We assign our current buffer to the next stage and signal the next thread. Here, again, we have to perform a cast: our buffer is private, and next->sdata is shared and locked under next->mut. The statement:

nextS->sdata = SCAST(char locked(nextS->mut) *, ldata);

casts ldata (local data) to a pointer to char locked(nextS->mut). This is exactly the opposite of what we did earlier (casting shared data to local data). As before, the runtime has to null the source and check if there are no other references to it. This way thread-local unique data may be moved to another thread. If you followed my previous posts, you notice the pattern: unique data, move semantics.

Conclusion

What is unique in SharC approach is the presence of dynamically checked casts that are used to change sharing modes at runtime. This is probably the best that can be done on top of C.

When designing a new language, we could use different mechanisms to achieve the same goals. For instance, the buffer could be declared unique. The move semantics would then guarantee the absence of dangerous aliasing thus eliminating the need for behind-the-scenes reference counting.

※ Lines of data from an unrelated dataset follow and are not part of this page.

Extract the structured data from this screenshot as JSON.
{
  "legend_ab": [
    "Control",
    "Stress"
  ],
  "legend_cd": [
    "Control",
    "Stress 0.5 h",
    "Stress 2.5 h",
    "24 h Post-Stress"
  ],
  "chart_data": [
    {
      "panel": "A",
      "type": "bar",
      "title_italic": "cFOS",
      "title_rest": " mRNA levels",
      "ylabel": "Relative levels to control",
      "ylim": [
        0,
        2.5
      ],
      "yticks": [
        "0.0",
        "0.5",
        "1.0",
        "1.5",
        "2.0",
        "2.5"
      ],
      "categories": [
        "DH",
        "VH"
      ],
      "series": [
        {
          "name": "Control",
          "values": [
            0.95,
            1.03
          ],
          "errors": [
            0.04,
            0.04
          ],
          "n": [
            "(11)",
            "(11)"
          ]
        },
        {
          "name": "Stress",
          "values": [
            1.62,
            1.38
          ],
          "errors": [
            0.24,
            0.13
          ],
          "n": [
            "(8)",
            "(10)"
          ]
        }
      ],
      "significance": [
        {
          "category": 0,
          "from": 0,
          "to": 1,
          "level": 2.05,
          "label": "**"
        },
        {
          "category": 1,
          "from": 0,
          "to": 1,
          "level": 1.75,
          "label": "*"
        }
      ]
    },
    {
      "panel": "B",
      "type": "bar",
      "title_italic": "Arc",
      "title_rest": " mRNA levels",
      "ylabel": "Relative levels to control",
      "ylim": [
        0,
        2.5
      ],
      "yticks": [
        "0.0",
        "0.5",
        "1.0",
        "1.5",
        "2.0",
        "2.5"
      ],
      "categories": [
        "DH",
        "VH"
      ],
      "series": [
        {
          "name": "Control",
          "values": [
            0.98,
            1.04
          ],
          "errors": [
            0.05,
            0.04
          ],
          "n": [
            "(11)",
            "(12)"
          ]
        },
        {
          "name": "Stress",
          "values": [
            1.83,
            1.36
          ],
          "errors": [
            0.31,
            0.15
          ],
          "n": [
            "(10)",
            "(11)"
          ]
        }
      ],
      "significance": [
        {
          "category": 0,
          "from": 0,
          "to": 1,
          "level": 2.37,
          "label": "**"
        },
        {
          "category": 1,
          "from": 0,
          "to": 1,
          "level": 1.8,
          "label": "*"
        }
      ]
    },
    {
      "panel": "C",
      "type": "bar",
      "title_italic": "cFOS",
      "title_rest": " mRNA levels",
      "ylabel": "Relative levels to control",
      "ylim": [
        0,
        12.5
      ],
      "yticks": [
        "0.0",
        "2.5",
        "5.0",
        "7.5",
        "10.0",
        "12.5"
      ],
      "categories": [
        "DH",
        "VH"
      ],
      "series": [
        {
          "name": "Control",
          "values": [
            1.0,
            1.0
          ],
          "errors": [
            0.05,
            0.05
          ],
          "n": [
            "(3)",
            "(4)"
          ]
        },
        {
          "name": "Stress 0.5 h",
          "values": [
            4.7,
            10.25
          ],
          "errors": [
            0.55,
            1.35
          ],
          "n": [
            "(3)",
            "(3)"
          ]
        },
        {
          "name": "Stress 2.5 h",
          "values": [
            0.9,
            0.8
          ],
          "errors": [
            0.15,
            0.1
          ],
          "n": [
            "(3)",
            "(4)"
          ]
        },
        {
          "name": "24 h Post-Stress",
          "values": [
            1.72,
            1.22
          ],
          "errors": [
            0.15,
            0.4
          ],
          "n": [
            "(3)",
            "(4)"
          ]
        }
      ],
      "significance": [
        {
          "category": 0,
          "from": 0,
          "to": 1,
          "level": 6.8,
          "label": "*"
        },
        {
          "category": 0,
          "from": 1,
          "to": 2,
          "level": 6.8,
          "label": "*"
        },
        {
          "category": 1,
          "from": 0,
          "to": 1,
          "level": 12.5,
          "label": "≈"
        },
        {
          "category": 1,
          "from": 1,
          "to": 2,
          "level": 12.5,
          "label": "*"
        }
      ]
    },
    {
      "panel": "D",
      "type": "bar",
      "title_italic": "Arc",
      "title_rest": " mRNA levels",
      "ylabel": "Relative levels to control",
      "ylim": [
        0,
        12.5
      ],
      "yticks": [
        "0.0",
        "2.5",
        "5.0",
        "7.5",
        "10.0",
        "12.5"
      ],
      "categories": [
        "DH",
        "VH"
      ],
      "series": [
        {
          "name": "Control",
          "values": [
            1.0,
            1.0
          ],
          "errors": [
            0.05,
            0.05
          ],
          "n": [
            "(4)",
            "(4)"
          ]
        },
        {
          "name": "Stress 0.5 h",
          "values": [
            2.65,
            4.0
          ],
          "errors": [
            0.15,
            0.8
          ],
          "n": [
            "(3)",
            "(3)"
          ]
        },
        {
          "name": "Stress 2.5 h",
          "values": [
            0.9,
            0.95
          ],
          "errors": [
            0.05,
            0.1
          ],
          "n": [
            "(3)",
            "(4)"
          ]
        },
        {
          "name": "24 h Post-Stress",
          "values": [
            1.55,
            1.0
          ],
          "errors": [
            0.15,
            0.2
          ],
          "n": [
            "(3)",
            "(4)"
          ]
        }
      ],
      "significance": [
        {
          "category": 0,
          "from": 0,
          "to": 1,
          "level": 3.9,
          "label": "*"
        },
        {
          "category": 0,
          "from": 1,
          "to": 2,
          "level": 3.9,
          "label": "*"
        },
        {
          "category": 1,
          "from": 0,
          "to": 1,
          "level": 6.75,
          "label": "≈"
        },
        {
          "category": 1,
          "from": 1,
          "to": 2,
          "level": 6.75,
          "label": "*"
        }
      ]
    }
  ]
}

The problem of passing a unique object to an unsuspecting library function (without nulling the source) can be solved by declaring the function parameter as lent (which should be the default).

If you read this space on a semi-regular basis, you might have noticed that recently it turned into a series of “Cliff Notes for CS grad students.” That was because I tried to prepare myself for the task of designing a multithreading system and memory model for the D programming language. My future posts will (hopefully) track progress in that direction.